1. POLITICAL CHANGES APLENTY
2019 is a bumper year for local elections in the Eastern region with all local authorities having full or partial council elections. Excitingly this year will also see the new local authorities of East and West Suffolk holding their first elections. East Suffolk has been formed by the merger of Waveney and Suffolk Coastal, with West Suffolk comprising St. Edmundsbury and Forest Heath; as both authorities have seen an overall reduction in the number of council wards there have been, and will continue to be backroom horse trading to determine who gets to run in each ward.
2018 saw the strange and rapid death of UKIP England and it is not unexpected that the same will occur this year. Following the referendum of 2016 UKIP has seen its East coast strongholds crumble into the sea. Consistent with the national picture the vote has been split between Conservative and Labour. Last year’s local elections also saw the splintering of existing UKIP groups into more locally focussed movements, we saw this most dramatically in Thurrock where the entire UKIP group reformed as the Thurrock Independents to limited success.
In terms of areas to watch, Colchester could see the end of the rainbow (coalition) and the return to single party rule if the Conservatives are able to edge ahead of Labour, Lib-Dems and the Independents on the council.

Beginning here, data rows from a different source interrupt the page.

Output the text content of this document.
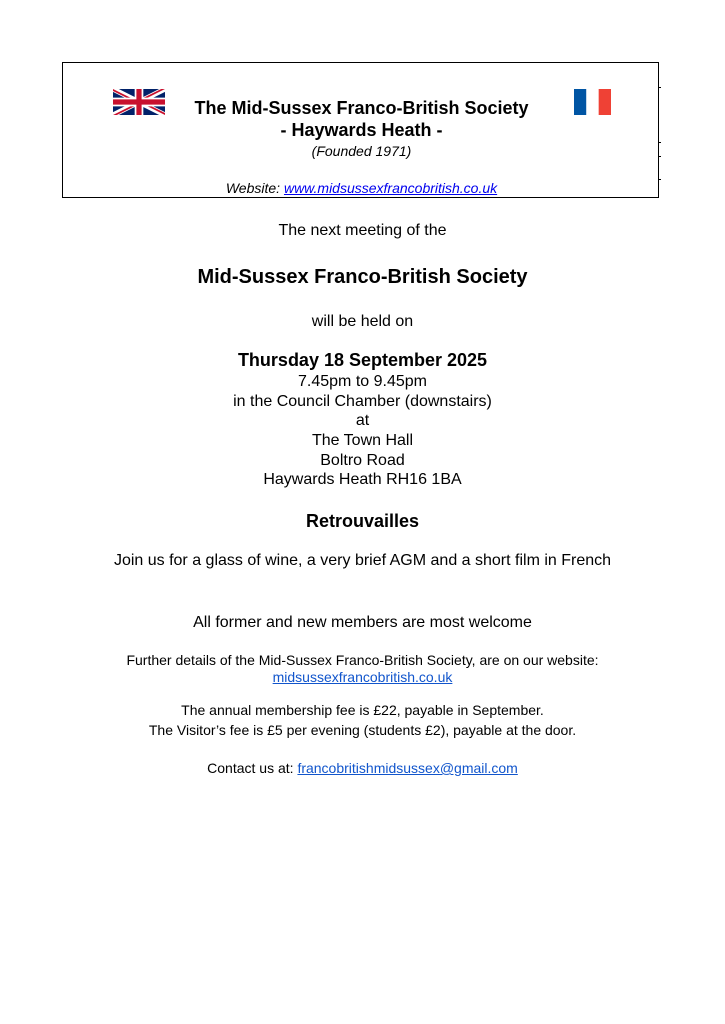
The Mid-Sussex Franco-British Society
- Haywards Heath -
(Founded 1971)
Website: www.midsussexfrancobritish.co.uk
The next meeting of the
Mid-Sussex Franco-British Society
will be held on
Thursday 18 September 2025
7.45pm to 9.45pm
in the Council Chamber (downstairs)
at
The Town Hall
Boltro Road
Haywards Heath RH16 1BA
Retrouvailles
Join us for a glass of wine, a very brief AGM and a short film in French
All former and new members are most welcome
Further details of the Mid-Sussex Franco-British Society, are on our website:
midsussexfrancobritish.co.uk
The annual membership fee is £22, payable in September.
The Visitor’s fee is £5 per evening (students £2), payable at the door.
Contact us at: francobritishmidsussex@gmail.com
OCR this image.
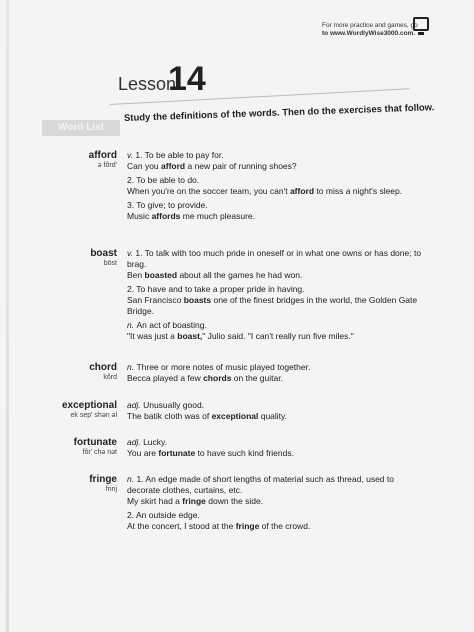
For more practice and games, go
to www.WordlyWise3000.com.
Lesson
14
Word List
Study the definitions of the words. Then do the exercises that follow.
afford
ə fôrd'
v. 1. To be able to pay for.
Can you afford a new pair of running shoes?
2. To be able to do.
When you're on the soccer team, you can't afford to miss a night's sleep.
3. To give; to provide.
Music affords me much pleasure.
boast
bōst
v. 1. To talk with too much pride in oneself or in what one owns or has done; to brag.
Ben boasted about all the games he had won.
2. To have and to take a proper pride in having.
San Francisco boasts one of the finest bridges in the world, the Golden Gate Bridge.
n. An act of boasting.
"It was just a boast," Julio said. "I can't really run five miles."
chord
kôrd
n. Three or more notes of music played together.
Becca played a few chords on the guitar.
exceptional
ek sep' shən əl
adj. Unusually good.
The batik cloth was of exceptional quality.
fortunate
fôr' chə nət
adj. Lucky.
You are fortunate to have such kind friends.
fringe
frinj
n. 1. An edge made of short lengths of material such as thread, used to decorate clothes, curtains, etc.
My skirt had a fringe down the side.
2. An outside edge.
At the concert, I stood at the fringe of the crowd.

Uttlesford will see its first local election since 2015 when the ruling Conservative group lost 26% of its seats to the anti-development Residents for Uttlesford (R4U), the big shock of last year was the Blue to Yellow transition of South Cambs; we could see a similar shift in Uttlesford. Conservatives in Thurrock in 2018 did not have the night they were hoping for and failed to take overall control of the council, 2019 could be their year to do so. Norwich, once the eastern bastion of the Green movement has seen its Green Party group whittled away to a rump, 2019 looks set to be the year that Labour turn the whole city red.